In Bayesian statistics, improper distributions and finitely additive probabilities (FAPs) are the two main alternatives to proper distributions, i.e. countably additive probabilities. Both of them can be seen as limits of proper distribution sequences w.r.t. to some specific convergence modes. Therefore, some authors attempt to link these two notions by this means, partly using heuristic arguments. The aim of the paper is to compare these two kinds of limits. We show that improper distributions and FAPs represent two distinct characteristics of a sequence of proper distributions and therefore, surprisingly, cannot be connected by the mean of proper distribution sequences. More specifically, for a sequence of proper distribution which converge to both an improper distribution and a set of FAPs, we show that another sequence of proper distributions can be constructed having the same FAP limits and converging to any given improper distribution. This result can be mainly explained by the fact that improper distributions describe the behavior of the sequence inside the domain after rescaling, whereas FAP limits describe how the mass concentrates on the boundary of the domain. We illustrate our results with several examples and we show the difficulty to define properly a uniform FAP distribution on the natural numbers as an equivalent of the improper flat prior. MSC 2010 subject classifications: Primary 62F15; secondary 62E17,60B10.

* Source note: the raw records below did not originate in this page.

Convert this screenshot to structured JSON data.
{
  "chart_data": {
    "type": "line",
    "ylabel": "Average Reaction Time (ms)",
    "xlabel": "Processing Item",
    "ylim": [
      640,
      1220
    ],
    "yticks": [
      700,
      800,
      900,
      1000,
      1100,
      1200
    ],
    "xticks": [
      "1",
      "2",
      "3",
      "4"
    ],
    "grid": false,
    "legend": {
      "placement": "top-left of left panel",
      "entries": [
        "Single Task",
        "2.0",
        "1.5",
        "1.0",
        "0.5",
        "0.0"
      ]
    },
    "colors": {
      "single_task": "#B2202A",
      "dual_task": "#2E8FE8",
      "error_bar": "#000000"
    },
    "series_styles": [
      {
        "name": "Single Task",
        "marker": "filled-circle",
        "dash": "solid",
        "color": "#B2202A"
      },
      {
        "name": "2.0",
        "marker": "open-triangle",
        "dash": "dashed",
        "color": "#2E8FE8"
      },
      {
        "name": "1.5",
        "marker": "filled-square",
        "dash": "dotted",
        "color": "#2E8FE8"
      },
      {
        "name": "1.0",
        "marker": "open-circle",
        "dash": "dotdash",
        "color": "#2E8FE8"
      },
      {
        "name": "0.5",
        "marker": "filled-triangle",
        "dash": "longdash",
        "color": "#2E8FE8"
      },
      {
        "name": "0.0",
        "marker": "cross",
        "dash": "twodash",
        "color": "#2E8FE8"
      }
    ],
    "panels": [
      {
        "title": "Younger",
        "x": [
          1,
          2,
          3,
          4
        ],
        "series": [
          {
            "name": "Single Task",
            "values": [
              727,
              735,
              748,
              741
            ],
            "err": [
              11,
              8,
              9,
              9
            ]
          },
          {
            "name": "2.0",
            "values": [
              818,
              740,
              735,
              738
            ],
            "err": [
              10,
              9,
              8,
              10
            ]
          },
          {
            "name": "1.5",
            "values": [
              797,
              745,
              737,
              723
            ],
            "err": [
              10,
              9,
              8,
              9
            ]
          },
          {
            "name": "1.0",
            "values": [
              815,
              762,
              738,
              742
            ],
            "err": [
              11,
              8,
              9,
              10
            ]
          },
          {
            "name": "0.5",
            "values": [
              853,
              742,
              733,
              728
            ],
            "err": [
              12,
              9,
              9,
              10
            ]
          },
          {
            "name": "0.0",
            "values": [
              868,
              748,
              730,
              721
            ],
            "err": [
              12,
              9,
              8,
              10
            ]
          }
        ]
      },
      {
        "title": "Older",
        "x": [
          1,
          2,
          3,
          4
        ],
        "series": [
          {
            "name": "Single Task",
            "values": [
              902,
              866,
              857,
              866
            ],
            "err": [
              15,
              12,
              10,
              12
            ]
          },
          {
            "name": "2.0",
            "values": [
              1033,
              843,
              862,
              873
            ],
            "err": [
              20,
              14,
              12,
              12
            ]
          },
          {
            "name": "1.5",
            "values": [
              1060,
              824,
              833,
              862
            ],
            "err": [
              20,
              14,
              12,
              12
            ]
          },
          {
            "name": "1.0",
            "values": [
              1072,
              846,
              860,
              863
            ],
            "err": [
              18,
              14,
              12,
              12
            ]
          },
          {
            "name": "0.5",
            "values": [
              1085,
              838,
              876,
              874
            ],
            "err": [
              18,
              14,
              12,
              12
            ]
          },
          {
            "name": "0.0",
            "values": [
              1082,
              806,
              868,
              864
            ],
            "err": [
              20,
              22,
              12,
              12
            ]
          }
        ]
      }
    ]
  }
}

翻译：在贝叶斯统计学中，不适当分布和有限可加概率（FAPs）是适当分布（即可数可加概率）的两种主要替代方案。二者均可视为适当分布序列在特定收敛模式下的极限。因此，部分学者试图通过此途径将这两个概念联系起来，其中涉及部分启发式论证。本文旨在比较这两类极限。我们证明，不适当分布和FAPs体现了一个适当分布序列的两个不同特征，因此令人惊讶地，它们无法通过适当分布序列这一中间手段关联。具体而言，对于同时收敛到某个不适当分布和一组FAPs的适当分布序列，我们证明可以构造另一个具有相同FAP极限的适当分布序列，使其收敛到任意给定的不适当分布。该结果主要源于以下事实：不适当分布描述序列在域内重缩放后的行为，而FAP极限则描述质量在域边界上的集中方式。我们通过多个例子阐释结果，并展示在自然数集上正确定义均匀FAP分布作为不适当平坦先验等价物的困难性。MSC 2010主题分类：主类62F15；次类62E17，60B10。